3 Methods and Available Data

TLS LiDAR investigations (Bunkholt et al. 2011) have revealed eight different sets of discontinuities in addition to the foliation. The most important structures controlling the wedge-formed geometry are the back-scarp and the south-east-bounding lateral release surface.

We have processed displacement data from three different LOS directions (Fig. 33.1). TerraSAR-X satellite stripmap data in both ascending and descending geometries over the Lyngen area has been collected since 2009. This radar operates at X-band (9.6 GHz). The satellite has a repeat cycle of 11 days.

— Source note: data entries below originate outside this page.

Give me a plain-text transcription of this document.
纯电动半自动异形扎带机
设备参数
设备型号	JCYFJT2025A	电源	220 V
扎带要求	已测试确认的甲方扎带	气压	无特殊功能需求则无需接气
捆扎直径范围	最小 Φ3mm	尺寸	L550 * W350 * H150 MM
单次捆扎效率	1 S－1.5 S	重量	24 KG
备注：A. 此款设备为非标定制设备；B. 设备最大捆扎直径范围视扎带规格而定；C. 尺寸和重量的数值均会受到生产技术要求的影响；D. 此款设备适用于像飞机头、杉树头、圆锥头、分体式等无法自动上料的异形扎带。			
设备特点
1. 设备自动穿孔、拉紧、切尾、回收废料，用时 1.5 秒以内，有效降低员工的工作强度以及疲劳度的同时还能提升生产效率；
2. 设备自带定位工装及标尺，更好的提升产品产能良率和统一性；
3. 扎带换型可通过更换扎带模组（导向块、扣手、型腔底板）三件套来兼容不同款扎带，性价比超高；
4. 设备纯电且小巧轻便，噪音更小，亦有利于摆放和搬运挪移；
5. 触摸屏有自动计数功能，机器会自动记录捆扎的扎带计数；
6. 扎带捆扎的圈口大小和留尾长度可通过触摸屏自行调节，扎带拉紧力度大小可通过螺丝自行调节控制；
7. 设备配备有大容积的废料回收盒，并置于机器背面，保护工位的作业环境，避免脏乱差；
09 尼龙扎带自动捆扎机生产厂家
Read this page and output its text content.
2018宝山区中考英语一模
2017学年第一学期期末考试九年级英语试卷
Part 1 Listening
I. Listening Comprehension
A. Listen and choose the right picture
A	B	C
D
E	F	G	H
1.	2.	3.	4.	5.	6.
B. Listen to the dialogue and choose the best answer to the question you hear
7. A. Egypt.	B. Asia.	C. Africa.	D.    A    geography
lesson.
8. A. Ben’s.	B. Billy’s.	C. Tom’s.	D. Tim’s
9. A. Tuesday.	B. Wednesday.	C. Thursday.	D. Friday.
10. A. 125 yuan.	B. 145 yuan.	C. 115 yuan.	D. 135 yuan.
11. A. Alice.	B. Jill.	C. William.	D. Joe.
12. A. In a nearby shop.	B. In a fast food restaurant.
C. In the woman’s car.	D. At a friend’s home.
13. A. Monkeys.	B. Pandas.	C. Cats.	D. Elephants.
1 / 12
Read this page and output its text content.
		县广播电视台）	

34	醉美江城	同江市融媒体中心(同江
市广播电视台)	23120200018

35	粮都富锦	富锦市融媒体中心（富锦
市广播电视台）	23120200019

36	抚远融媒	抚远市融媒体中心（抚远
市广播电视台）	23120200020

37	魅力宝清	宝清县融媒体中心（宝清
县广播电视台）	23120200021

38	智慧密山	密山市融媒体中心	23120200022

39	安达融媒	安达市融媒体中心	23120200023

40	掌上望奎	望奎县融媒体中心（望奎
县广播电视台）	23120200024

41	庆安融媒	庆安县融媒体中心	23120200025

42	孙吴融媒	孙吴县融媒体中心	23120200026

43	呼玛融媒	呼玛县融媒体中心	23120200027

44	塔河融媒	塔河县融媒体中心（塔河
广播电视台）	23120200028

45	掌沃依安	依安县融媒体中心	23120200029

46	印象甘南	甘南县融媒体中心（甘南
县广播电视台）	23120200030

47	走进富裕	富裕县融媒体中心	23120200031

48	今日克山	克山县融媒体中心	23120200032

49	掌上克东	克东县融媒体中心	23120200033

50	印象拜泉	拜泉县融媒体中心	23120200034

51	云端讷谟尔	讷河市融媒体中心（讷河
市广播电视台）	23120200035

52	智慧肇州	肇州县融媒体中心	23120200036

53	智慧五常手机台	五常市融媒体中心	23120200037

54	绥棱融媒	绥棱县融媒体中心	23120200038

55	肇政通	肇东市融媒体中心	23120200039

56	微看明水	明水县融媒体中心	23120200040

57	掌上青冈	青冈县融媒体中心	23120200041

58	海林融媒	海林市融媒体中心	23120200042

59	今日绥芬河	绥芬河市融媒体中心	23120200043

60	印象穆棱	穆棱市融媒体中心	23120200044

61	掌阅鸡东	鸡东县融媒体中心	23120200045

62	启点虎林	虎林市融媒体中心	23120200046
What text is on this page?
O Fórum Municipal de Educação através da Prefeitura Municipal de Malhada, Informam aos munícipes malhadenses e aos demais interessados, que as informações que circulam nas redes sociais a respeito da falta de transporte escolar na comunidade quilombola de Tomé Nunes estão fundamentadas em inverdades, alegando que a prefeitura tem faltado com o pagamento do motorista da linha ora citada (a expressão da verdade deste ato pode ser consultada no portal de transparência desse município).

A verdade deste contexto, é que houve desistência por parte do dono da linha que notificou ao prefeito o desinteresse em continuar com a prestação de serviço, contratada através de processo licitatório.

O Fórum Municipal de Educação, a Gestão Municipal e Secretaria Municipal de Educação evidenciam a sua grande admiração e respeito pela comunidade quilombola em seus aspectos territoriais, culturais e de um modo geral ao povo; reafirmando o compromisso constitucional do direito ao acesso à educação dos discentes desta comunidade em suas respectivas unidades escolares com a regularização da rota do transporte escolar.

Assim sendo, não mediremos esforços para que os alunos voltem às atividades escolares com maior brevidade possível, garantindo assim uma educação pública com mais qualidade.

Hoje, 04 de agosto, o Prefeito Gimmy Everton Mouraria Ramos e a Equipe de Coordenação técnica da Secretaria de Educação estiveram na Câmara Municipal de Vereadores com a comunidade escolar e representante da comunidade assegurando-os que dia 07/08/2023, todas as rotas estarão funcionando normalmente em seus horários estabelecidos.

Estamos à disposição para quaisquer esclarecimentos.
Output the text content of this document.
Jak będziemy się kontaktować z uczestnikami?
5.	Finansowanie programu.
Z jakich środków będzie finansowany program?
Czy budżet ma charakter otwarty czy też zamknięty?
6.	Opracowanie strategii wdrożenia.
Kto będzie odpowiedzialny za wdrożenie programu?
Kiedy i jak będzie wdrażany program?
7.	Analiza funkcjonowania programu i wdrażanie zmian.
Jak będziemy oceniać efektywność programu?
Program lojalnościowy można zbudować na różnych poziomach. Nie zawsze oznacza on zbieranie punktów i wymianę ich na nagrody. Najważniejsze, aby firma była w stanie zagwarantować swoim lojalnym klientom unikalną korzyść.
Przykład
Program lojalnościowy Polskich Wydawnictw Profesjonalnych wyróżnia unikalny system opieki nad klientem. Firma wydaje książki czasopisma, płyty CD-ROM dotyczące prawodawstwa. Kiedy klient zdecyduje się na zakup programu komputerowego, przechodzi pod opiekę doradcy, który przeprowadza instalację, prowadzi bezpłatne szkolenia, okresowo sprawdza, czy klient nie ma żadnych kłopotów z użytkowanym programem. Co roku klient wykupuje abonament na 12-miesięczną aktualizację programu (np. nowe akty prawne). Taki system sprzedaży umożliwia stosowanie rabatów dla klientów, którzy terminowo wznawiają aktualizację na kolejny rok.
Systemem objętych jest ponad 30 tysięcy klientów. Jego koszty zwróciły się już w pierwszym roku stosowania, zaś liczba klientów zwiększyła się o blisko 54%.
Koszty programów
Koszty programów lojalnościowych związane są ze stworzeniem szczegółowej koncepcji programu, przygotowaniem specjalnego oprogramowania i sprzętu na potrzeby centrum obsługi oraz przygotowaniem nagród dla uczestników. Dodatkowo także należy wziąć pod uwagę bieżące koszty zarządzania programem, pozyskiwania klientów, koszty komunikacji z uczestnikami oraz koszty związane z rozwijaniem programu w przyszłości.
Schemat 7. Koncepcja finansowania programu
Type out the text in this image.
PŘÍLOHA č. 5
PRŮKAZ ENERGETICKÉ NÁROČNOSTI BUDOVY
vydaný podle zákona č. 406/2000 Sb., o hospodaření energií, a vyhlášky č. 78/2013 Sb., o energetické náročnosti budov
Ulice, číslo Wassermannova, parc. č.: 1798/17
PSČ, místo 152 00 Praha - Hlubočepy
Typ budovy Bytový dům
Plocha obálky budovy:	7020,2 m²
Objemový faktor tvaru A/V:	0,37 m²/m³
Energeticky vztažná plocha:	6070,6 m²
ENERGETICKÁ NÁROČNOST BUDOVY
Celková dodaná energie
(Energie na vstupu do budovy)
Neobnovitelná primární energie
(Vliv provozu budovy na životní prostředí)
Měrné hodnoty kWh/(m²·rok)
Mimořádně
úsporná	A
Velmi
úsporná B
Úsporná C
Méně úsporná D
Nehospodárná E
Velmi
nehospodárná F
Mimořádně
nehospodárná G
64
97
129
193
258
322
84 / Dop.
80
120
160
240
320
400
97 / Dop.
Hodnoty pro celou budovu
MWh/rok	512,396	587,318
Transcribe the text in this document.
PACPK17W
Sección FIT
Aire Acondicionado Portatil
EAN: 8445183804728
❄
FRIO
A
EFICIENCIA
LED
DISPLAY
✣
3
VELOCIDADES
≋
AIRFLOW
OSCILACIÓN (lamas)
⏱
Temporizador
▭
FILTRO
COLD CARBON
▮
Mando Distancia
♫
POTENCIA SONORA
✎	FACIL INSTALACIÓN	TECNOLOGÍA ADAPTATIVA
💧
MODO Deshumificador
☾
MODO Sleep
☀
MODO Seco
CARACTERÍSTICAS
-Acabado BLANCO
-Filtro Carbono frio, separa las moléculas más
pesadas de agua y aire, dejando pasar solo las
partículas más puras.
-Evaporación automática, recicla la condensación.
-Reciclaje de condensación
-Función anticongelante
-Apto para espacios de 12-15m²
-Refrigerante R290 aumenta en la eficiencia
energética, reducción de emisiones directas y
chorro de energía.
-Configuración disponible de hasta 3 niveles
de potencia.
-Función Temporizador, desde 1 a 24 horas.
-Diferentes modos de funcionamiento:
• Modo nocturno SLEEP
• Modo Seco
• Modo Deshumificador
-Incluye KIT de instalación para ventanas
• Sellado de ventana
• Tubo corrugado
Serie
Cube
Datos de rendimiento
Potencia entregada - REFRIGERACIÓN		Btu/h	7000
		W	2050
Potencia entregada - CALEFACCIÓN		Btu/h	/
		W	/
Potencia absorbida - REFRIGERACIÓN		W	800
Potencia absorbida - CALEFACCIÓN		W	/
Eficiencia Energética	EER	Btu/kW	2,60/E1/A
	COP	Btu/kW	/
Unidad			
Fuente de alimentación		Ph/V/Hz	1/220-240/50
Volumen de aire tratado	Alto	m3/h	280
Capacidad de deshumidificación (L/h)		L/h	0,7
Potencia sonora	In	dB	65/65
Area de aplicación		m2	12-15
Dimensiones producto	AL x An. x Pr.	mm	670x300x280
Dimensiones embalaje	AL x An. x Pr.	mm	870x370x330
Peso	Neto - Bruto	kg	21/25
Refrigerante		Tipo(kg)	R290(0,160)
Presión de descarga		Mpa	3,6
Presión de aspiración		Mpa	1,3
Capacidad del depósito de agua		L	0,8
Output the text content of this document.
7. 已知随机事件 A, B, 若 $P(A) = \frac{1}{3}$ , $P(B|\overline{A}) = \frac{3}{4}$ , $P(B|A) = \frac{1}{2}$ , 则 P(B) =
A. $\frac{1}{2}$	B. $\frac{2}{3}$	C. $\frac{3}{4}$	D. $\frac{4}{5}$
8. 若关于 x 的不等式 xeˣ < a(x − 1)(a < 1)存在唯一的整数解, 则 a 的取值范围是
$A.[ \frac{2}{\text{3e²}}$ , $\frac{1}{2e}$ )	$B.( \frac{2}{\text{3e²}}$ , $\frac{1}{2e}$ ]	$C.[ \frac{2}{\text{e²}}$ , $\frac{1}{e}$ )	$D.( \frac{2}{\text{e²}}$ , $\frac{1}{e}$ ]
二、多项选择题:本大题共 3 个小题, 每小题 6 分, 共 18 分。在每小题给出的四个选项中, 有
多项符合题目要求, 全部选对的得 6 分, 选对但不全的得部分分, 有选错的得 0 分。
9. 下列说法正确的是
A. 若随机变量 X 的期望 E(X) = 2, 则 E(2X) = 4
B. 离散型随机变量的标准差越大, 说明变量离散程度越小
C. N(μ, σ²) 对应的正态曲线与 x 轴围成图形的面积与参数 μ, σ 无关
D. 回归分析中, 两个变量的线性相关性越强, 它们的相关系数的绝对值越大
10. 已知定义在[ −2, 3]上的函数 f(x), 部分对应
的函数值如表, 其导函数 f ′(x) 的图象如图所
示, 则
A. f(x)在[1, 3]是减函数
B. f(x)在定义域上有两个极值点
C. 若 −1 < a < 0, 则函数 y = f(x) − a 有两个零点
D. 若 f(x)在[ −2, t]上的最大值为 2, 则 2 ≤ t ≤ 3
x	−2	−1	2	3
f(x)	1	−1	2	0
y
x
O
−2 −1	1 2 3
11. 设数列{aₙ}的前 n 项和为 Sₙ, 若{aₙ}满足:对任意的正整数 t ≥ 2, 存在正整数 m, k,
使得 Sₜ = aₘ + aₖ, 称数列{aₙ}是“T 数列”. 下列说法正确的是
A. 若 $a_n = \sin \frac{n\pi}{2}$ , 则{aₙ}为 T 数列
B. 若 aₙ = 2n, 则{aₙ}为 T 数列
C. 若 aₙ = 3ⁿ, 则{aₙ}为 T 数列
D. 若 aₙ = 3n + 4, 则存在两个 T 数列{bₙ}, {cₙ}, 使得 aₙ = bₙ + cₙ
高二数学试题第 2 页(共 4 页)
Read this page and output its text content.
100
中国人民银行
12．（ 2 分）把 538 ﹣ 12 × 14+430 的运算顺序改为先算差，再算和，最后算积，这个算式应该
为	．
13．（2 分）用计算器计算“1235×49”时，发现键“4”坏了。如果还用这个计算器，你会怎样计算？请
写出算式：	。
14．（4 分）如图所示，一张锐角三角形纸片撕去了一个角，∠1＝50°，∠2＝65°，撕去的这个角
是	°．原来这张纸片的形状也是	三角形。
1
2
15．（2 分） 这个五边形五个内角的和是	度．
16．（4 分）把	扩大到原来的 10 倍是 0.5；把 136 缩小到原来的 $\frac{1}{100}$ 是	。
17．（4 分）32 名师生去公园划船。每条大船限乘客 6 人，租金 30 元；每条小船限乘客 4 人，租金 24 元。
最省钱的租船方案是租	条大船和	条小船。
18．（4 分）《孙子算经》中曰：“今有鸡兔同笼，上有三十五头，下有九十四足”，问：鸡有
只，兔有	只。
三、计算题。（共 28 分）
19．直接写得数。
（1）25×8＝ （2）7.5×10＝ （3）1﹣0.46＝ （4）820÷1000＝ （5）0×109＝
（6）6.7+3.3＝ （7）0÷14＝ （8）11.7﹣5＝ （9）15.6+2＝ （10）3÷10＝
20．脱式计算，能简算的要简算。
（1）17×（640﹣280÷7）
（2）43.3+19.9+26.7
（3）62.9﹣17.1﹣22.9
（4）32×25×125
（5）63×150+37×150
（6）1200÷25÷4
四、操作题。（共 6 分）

Images have been collected during the snow-free season.

Fig. 33.1
figure 1

Location of Gamanjunni3 rockslide with Line of Sight (LOS) of the available radar datasets

During six weeks in July and August 2012 we observed the Gamanjunni3 rockslide using the GPRI (Gamma Portable Radar Interferometer) instrument developed by Gamma Remote Sensing AG (Werner et al. 2008, 2009). This instrument operates at Ku-band (17.2 GHz) and has measurement sensitivity better than 1 mm. The radar data were acquired with a temporal sampling as often as every three minutes. All satellite data have been processed using a Persistent Scatterer Interferometry (PSI) algorithm implemented in the GSAR software package (Larsen et al. 2006).

4 Results and Discussion

Figure 33.2 illustrates some of the results we have obtained. Figure 33.2a shows the area of the rockslide. Figure 33.2b shows the LOS deformation calculated from a single, 21-day interferogram generated from the GPRI data. Negative displacements (red) are towards the instrument. Figure 33.2c shows the average LOS velocity over four years calculated from the ascending TerraSAR-X data. Figure 33.2d shows the average LOS velocity over four years calculated from the descending TerraSAR-X data. For the satellite data, negative values are away from the satellite. The area of movement is clearly defined in all three datasets.

Fig. 33.2
figure 2

Gamanjunni3 rockslide. a Area of the rockslide. b GPRI data from 21-day interferogram. Red 25 mm towards radar. Blue 15 mm away from radar. c Mean descending TerraSAR-X data (2009–2012). Red 9,5 mm/y away from radar. Blue 16 mm/y towards radar. d Mean descending TerraSAR-X data (2009-2012) Purple 68,5 mm/y towards radar. Blue 8 mm/y away from radar

The displacement maps produced from the satellite and ground-based interferometric radar data (Fig. 33.2b–d) delimit the active rockslide area observed in the field and from orthophoto. The displacement rates are highest in the upper part of the slide confirming field observations. In the bottom part the data show patterns that can originate from a toe-zone. The lower part of the slide contains a fast moving lobate shaped landform, visible in the high velocity area in (Fig. 33.2b). It has the characteristics of a rock glacier with steep front and a rough surface with large blocks floating on top.

5 Summary and Conclusions

Satellite interferometric synthetic aperture radar (InSAR) data is very useful for detecting, characterizing, and quantifying the stability of large rockslides. In particular, high-resolution spaceborne SAR systems such as RADARSAT-2 and TerraSAR-X are well suited for monitoring displacements at fine spatial and temporal scale. However, spaceborne InSAR systems are constrained by the specific SAR imaging geometry and relatively long revisit times. In the future we will be able to compute the absolute movement directions in the areas of overlap by combining the data from all sensors along the various LOS. This will reveal even more details about the displacement patterns and kinematics of moving areas.

The next step will be to combine all datasets to find the total displacement vector. With the help of geometry, the horizontal and vertical displacement components together with the direction of the total displacement vector can be found.